L'iter della direttiva sulle emissioni industriali
Il nodo cruciale della riforma della direttiva sulle emissioni industriali è l'inserimento o meno dei bovini che nel provvedimento originario non erano previsti. La proposta di nuova direttiva presentatata dalla Commissione europea ad aprile 2022 aveva inserito i bovini nella nuova direttiva ma sul testo era stato poi raggiunto un compromesso dai ministri dell’Ambiente dell’Ue nel marzo 2023.
Nell'aprile 2023 la Commissione Agricoltura del Parlamento europeo aveva approvato il Progetto di Parere presentato da Benoît Lutgen, che chiedeva l’esclusione degli allevamenti di bovini e di mantenere invariate la situazione per il settore dei suini e del pollame.

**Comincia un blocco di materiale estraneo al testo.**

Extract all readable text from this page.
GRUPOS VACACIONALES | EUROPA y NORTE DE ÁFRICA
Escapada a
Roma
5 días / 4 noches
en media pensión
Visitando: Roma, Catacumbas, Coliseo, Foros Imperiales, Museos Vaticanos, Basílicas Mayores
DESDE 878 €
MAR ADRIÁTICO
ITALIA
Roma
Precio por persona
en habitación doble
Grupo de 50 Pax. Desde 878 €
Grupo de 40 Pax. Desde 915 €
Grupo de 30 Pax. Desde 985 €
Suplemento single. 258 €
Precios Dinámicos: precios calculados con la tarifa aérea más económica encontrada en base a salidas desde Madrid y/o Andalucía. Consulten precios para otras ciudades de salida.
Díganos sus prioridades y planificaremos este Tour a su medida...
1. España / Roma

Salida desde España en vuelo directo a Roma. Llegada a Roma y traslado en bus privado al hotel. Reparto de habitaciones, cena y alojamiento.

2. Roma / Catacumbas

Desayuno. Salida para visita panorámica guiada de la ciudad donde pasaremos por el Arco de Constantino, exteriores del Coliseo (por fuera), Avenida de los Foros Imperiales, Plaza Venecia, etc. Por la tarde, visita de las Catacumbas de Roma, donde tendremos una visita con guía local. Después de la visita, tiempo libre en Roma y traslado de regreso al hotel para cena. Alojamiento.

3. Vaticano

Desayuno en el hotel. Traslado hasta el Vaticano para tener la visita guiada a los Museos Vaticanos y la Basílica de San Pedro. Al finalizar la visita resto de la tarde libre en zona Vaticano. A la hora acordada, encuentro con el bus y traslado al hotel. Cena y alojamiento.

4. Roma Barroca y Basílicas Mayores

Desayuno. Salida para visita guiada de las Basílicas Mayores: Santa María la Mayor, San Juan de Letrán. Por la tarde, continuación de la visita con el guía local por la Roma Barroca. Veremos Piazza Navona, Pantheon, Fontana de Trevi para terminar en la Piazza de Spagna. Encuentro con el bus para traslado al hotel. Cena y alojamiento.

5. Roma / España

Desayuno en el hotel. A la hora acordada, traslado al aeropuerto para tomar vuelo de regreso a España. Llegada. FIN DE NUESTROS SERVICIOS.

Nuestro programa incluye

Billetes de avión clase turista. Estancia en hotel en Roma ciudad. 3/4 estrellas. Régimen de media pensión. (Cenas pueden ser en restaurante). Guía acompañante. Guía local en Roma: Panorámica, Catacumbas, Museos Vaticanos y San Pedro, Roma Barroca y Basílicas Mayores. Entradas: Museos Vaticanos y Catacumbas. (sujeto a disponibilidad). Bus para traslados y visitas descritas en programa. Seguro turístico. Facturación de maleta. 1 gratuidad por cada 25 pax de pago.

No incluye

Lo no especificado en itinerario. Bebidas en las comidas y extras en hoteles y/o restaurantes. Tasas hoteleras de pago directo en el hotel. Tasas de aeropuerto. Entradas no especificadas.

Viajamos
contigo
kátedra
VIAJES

Successivamente, a maggio 2023, la Commissione Ambiente si era espressa a favore dell'inserimento dei bovini. Ora la Plenaria del Parlamento europeo ha votato per l'esclusione del comparto. L’iter prevede ora un ulteriore passaggio in sede di trilogo (che vedrà coinvolti rappresentanti del Parlamento, del Consiglio e della Commissione).
«Una scelta diversa avrebbe portato a considerare zootecnia inquinante»
Soddisfatto per il voto della Plenaria il ministro dell’Agricoltura, della sovranità alimentare e delle foreste, Francesco Lollobrigida: una scelta diversa «avrebbe portato la zootecnia a essere definita altamente inquinante. Respingere questo provvedimento – ha fatto sapere – è la decisione opportuna per tutelare un settore nevralgico per l’agroalimentare, evitando il rischio di desertificare intere aree della Nazione, a vantaggio di quegli Stati extra-Ue che non avrebbero rispettato gli stessi nostri vincoli. Continueremo a lavorare per difendere un tessuto produttivo già ampiamente sostenibile e vigileremo affinché non passi l’idea che i cibi sintetici possano essere la soluzione per garantire la sostenibilità ambientale».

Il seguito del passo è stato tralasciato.